Arap Baharı Ortadoğu ve Kuzey Afrika’da İslamcı partilerin önünü açmış ve Ürdün kralı 2. Abdullah tarafından “İhvan Hilali” şeklinde adlandırılan yeni bir süreci beraberinde getirmişti. Hamas’ın 2006 seçimlerindeki zaferi ile başlatılan bu süreç Yasemin ve Tahrir devrimleri ile 2011’de zirveye ulaşmıştı. Fas’ta Adalet ve Kalkınma Partisi’nin iktidara gelmesi, Yemen’de Islah Partisi’nin kritik rolü, Libya’da İhvan’a yakın siyasetçilerin yükselen gücü bu sürecin diğer başarılı adımları olarak görülmüştü.
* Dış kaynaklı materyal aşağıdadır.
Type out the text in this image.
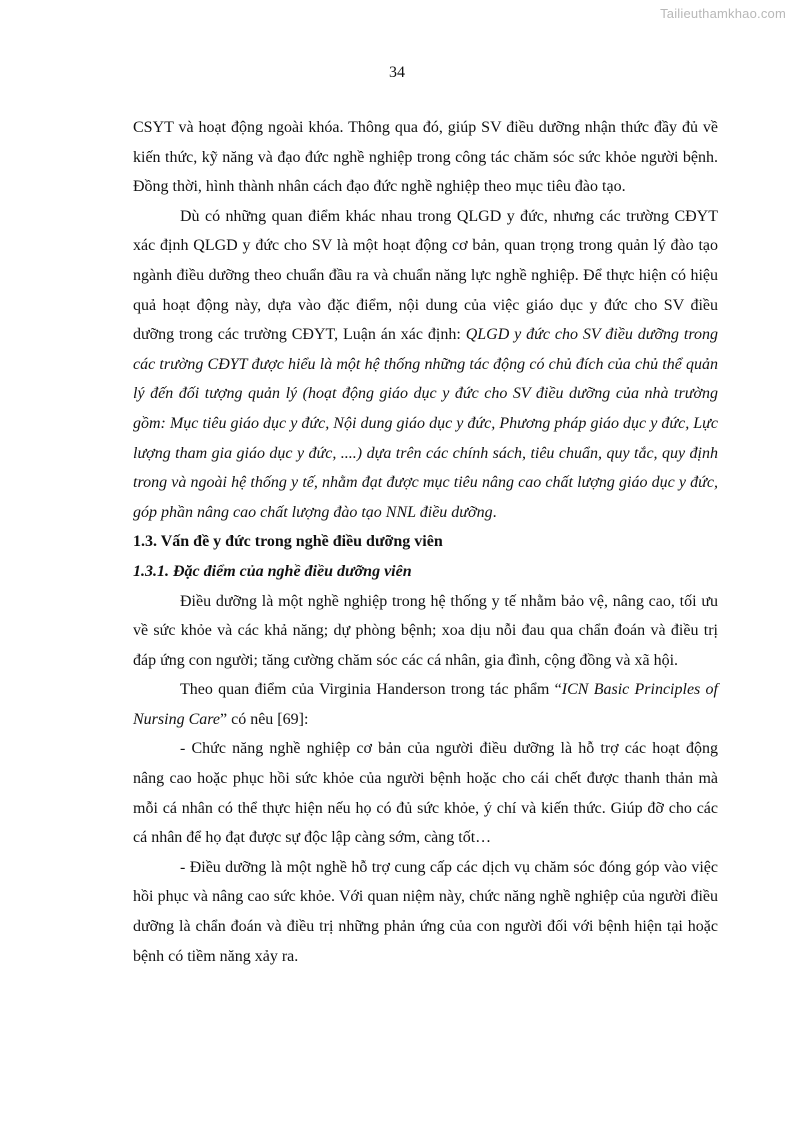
Tailieuthamkhao.com
34

CSYT và hoạt động ngoài khóa. Thông qua đó, giúp SV điều dưỡng nhận thức đầy đủ về kiến thức, kỹ năng và đạo đức nghề nghiệp trong công tác chăm sóc sức khỏe người bệnh. Đồng thời, hình thành nhân cách đạo đức nghề nghiệp theo mục tiêu đào tạo.

Dù có những quan điểm khác nhau trong QLGD y đức, nhưng các trường CĐYT xác định QLGD y đức cho SV là một hoạt động cơ bản, quan trọng trong quản lý đào tạo ngành điều dưỡng theo chuẩn đầu ra và chuẩn năng lực nghề nghiệp. Để thực hiện có hiệu quả hoạt động này, dựa vào đặc điểm, nội dung của việc giáo dục y đức cho SV điều dưỡng trong các trường CĐYT, Luận án xác định: QLGD y đức cho SV điều dưỡng trong các trường CĐYT được hiểu là một hệ thống những tác động có chủ đích của chủ thể quản lý đến đối tượng quản lý (hoạt động giáo dục y đức cho SV điều dưỡng của nhà trường gồm: Mục tiêu giáo dục y đức, Nội dung giáo dục y đức, Phương pháp giáo dục y đức, Lực lượng tham gia giáo dục y đức, ....) dựa trên các chính sách, tiêu chuẩn, quy tắc, quy định trong và ngoài hệ thống y tế, nhằm đạt được mục tiêu nâng cao chất lượng giáo dục y đức, góp phần nâng cao chất lượng đào tạo NNL điều dưỡng.

1.3. Vấn đề y đức trong nghề điều dưỡng viên

1.3.1. Đặc điểm của nghề điều dưỡng viên

Điều dưỡng là một nghề nghiệp trong hệ thống y tế nhằm bảo vệ, nâng cao, tối ưu về sức khỏe và các khả năng; dự phòng bệnh; xoa dịu nỗi đau qua chẩn đoán và điều trị đáp ứng con người; tăng cường chăm sóc các cá nhân, gia đình, cộng đồng và xã hội.

Theo quan điểm của Virginia Handerson trong tác phẩm “ICN Basic Principles of Nursing Care” có nêu [69]:

- Chức năng nghề nghiệp cơ bản của người điều dưỡng là hỗ trợ các hoạt động nâng cao hoặc phục hồi sức khỏe của người bệnh hoặc cho cái chết được thanh thản mà mỗi cá nhân có thể thực hiện nếu họ có đủ sức khỏe, ý chí và kiến thức. Giúp đỡ cho các cá nhân để họ đạt được sự độc lập càng sớm, càng tốt…

- Điều dưỡng là một nghề hỗ trợ cung cấp các dịch vụ chăm sóc đóng góp vào việc hồi phục và nâng cao sức khỏe. Với quan niệm này, chức năng nghề nghiệp của người điều dưỡng là chẩn đoán và điều trị những phản ứng của con người đối với bệnh hiện tại hoặc bệnh có tiềm năng xảy ra.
Suriye’deki iç savaşın da İhvan’ın bu ülkedeki kolunun iktidarıyla sonuçlanması ihtimali “İhvan Hilali” korkusunu beslemiştir. Ancak Suriye’deki halk hareketinin iç savaşa dönüşmesiyle Arap Baharı dalgası durmuştur. Yine 30 Haziran 2013’te Mısır’da Genelkurmay Başkanı ve Savunma Bakanı Abdulfettah Sisi’nin Cumhurbaşkanı Mursi’ye karşı yaptığı darbe ile ters bir dalga başlatıldı. Suudi Arabistan ve diğer Körfez ülkelerinin bölgesel statükoyu ve demokratik olmayan yönetimlerini korumak için destek verdikleri bu darbe Mısır’da eski rejim yanlılarının kontrolü tekrar ele geçirmesine sebep oldu. Böylece bölgenin demokratikleşmesinde ilham verici bir örnek olması beklenen Mısır istikrarsız bir döneme girdi. Muhammed Mursi yönetiminin devrilmesi sadece Mısır iç siyaseti açısından okunamaz. Zira İhvan tecrübesi bölgedeki siyasi yapıların orta ve uzun vadede kaderini etkileyecek bir mahiyet arz etmektedir.
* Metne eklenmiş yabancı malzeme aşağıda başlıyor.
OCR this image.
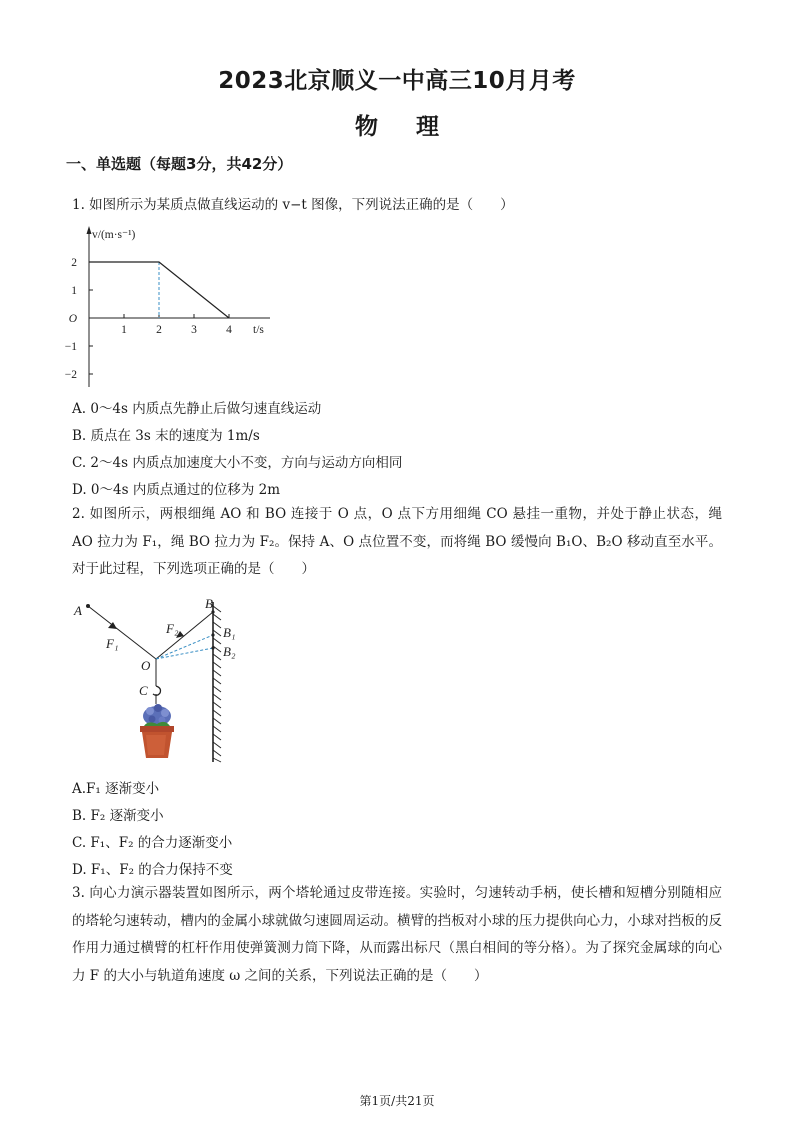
2023北京顺义一中高三10月月考
物 理
一、单选题（每题3分，共42分）
1. 如图所示为某质点做直线运动的 v−t 图像，下列说法正确的是（　　）
2
1
−1
−2
1	2	3	4
O
v/(m·s⁻¹)
t/s
A. 0～4s 内质点先静止后做匀速直线运动
B. 质点在 3s 末的速度为 1m/s
C. 2～4s 内质点加速度大小不变，方向与运动方向相同
D. 0～4s 内质点通过的位移为 2m
2. 如图所示，两根细绳 AO 和 BO 连接于 O 点，O 点下方用细绳 CO 悬挂一重物，并处于静止状态，绳 AO 拉力为 F₁，绳 BO 拉力为 F₂。保持 A、O 点位置不变，而将绳 BO 缓慢向 B₁O、B₂O 移动直至水平。对于此过程，下列选项正确的是（　　）
A	B
B₁
B₂
O
C
F₁
F₂
A.F₁ 逐渐变小
B. F₂ 逐渐变小
C. F₁、F₂ 的合力逐渐变小
D. F₁、F₂ 的合力保持不变
3. 向心力演示器装置如图所示，两个塔轮通过皮带连接。实验时，匀速转动手柄，使长槽和短槽分别随相应的塔轮匀速转动，槽内的金属小球就做匀速圆周运动。横臂的挡板对小球的压力提供向心力，小球对挡板的反作用力通过横臂的杠杆作用使弹簧测力筒下降，从而露出标尺（黑白相间的等分格）。为了探究金属球的向心力 F 的大小与轨道角速度 ω 之间的关系，下列说法正确的是（　　）
第1页/共21页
Cumhurbaşkanı Mursi’nin meydan siyasetine dayanan darbeyle devrilmesi, binlerce taraftarının Rabia ve diğer meydanlarda gerçek kurşunlarla öldürülmesi ve İhvan’ın üst düzey yöneticilerinin hapse atılması bölgesel anlamda İhvan’a yakın hareketleri de zora soktu. Fas’ta Adalet ve Kalkınma Partisi hala iktidarda ise de gücü azaltıldı. Başından itibaren uzlaşmacı bir siyaset tarzı yürüten ancak solcu-seküler muhalefet tarafından sıkıştırılan Nahda, Tunus’ta iktidardan devrilmeye çalışılıyor. Bu ülkelerdeki kardeş hareketler bir yandan Mısır’daki İhvan tecrübesi ile aralarına mesafe koymaya çalışıyorlar. Diğer yandan da Mısır’daki ana yapının başına gelen felaketi yaşamamak için uzlaşmacı siyasi yollar aramaktadırlar. “İhvan’ın düşüşü” olarak adlandırılan bu yeni süreç bölgesel düzlemde önemli sonuçlara gebe görünmektedir.
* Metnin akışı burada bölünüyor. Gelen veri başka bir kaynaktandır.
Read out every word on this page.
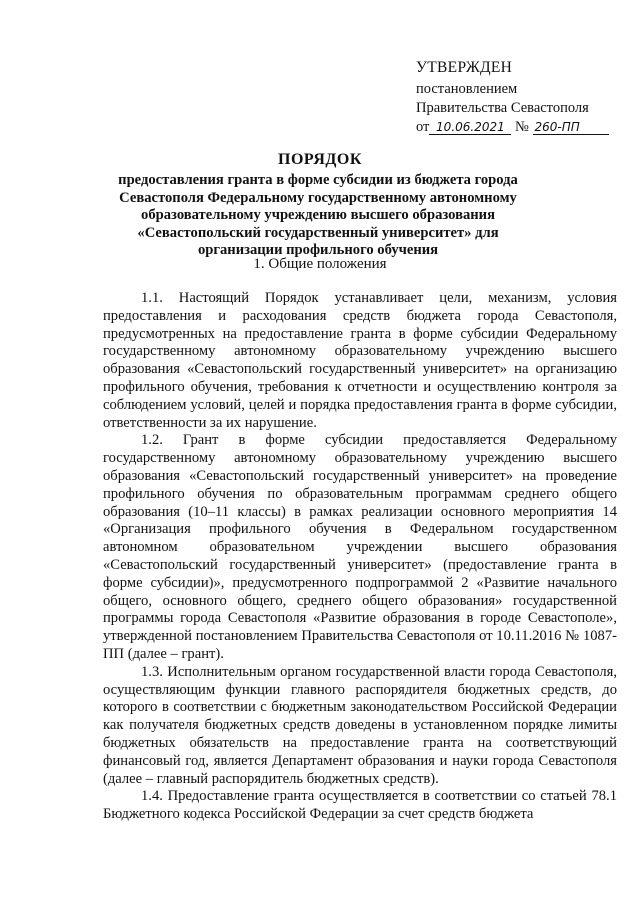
УТВЕРЖДЕН
постановлением
Правительства Севастополя
от 10.06.2021 № 260-ПП
ПОРЯДОК
предоставления гранта в форме субсидии из бюджета города Севастополя Федеральному государственному автономному образовательному учреждению высшего образования «Севастопольский государственный университет» для организации профильного обучения
1. Общие положения

1.1. Настоящий Порядок устанавливает цели, механизм, условия предоставления и расходования средств бюджета города Севастополя, предусмотренных на предоставление гранта в форме субсидии Федеральному государственному автономному образовательному учреждению высшего образования «Севастопольский государственный университет» на организацию профильного обучения, требования к отчетности и осуществлению контроля за соблюдением условий, целей и порядка предоставления гранта в форме субсидии, ответственности за их нарушение.

1.2. Грант в форме субсидии предоставляется Федеральному государственному автономному образовательному учреждению высшего образования «Севастопольский государственный университет» на проведение профильного обучения по образовательным программам среднего общего образования (10–11 классы) в рамках реализации основного мероприятия 14 «Организация профильного обучения в Федеральном государственном автономном образовательном учреждении высшего образования «Севастопольский государственный университет» (предоставление гранта в форме субсидии)», предусмотренного подпрограммой 2 «Развитие начального общего, основного общего, среднего общего образования» государственной программы города Севастополя «Развитие образования в городе Севастополе», утвержденной постановлением Правительства Севастополя от 10.11.2016 № 1087-ПП (далее – грант).

1.3. Исполнительным органом государственной власти города Севастополя, осуществляющим функции главного распорядителя бюджетных средств, до которого в соответствии с бюджетным законодательством Российской Федерации как получателя бюджетных средств доведены в установленном порядке лимиты бюджетных обязательств на предоставление гранта на соответствующий финансовый год, является Департамент образования и науки города Севастополя (далее – главный распорядитель бюджетных средств).

1.4. Предоставление гранта осуществляется в соответствии со статьей 78.1 Бюджетного кодекса Российской Федерации за счет средств бюджета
Mısır’daki darbenin benzerinin yapılmaya çalışıldığı Tunus tecrübesinin son durumuna bakmadan önce genel olarak İhvan’ın düşüşünün bölgesel anlamda neler kaybettirdiğine odaklanmak yerinde olacaktır.
İHVAN’IN DÜŞÜŞÜ-KAÇAN FIRSATLAR
Son yüzyılda Ortadoğu’daki İslami hareketler arasında ana akım konumunda olan İhvan, Şii ve Selefi hareketleri hem etkileyecek hem de dengeleyecek bir önemi haiz olmuştur.
İhvan’ın düşüşünün ilk ve en önemli kaybı Arap Baharı’nın demokrasi ve halkın iradesi söylemine getirdiği meşruiyetin örselenmesidir. Sandıktan çıkan sonucun Mısır ordusu tarafından muhalefetin meydanlara inmesi ile ortadan kaldırılması demokrasi tartışmasını yozlaştırmıştır. Ezher Şeyhinin ve Selefi Nur Partisi’nin darbeye verdiği destekle sahte bir demokrasi/devrim söylemi oluşturulmuştur. Bu da bölgede yeni otoriterlik türlerinin ortaya çıkmasına ve kendini yeniden üretebilmesine katkı sağlayacaktır.
İkinci olarak, İhvan’ın demokratik dönüşümü Körfez’deki otoriter rejimlerin halklarına katılım ve meşruiyet arasındaki yeni başarılı dengeyi gösterecekti. Böylece ikinci demokratikleşme dalgası bu ülkeleri ya reform şeklinde ya da yeni devrimler şeklinde etkisine alacaktı. Mısır’daki darbenin arkasında İhvan’ın en büyük destekçi kitlesinin olduğu Birleşik Arap Emirlikleri’nin (BAE) ve Suudi Arabistan’ın olması elbette bir tesadüf değil. Şimdilik statükoyu korumayı başaran bu ülkeler bölge halklarının iradesinin engellenmesi anlamında İsrail ile aynı safta yer aldıklarını bir kere daha göstermiş oldular. İsrail’in İhvan’ın bölgesel iktidarından duyduğu korkunun Körfez ülkeleri tarafından paylaşılması ve ortak bir siyasete dönüşmesi oldukça manidardır. Arap Baharı sonrasındaki bölgedeki yeni güç dengelerini anlamak için de anahtar bir role sahiptir.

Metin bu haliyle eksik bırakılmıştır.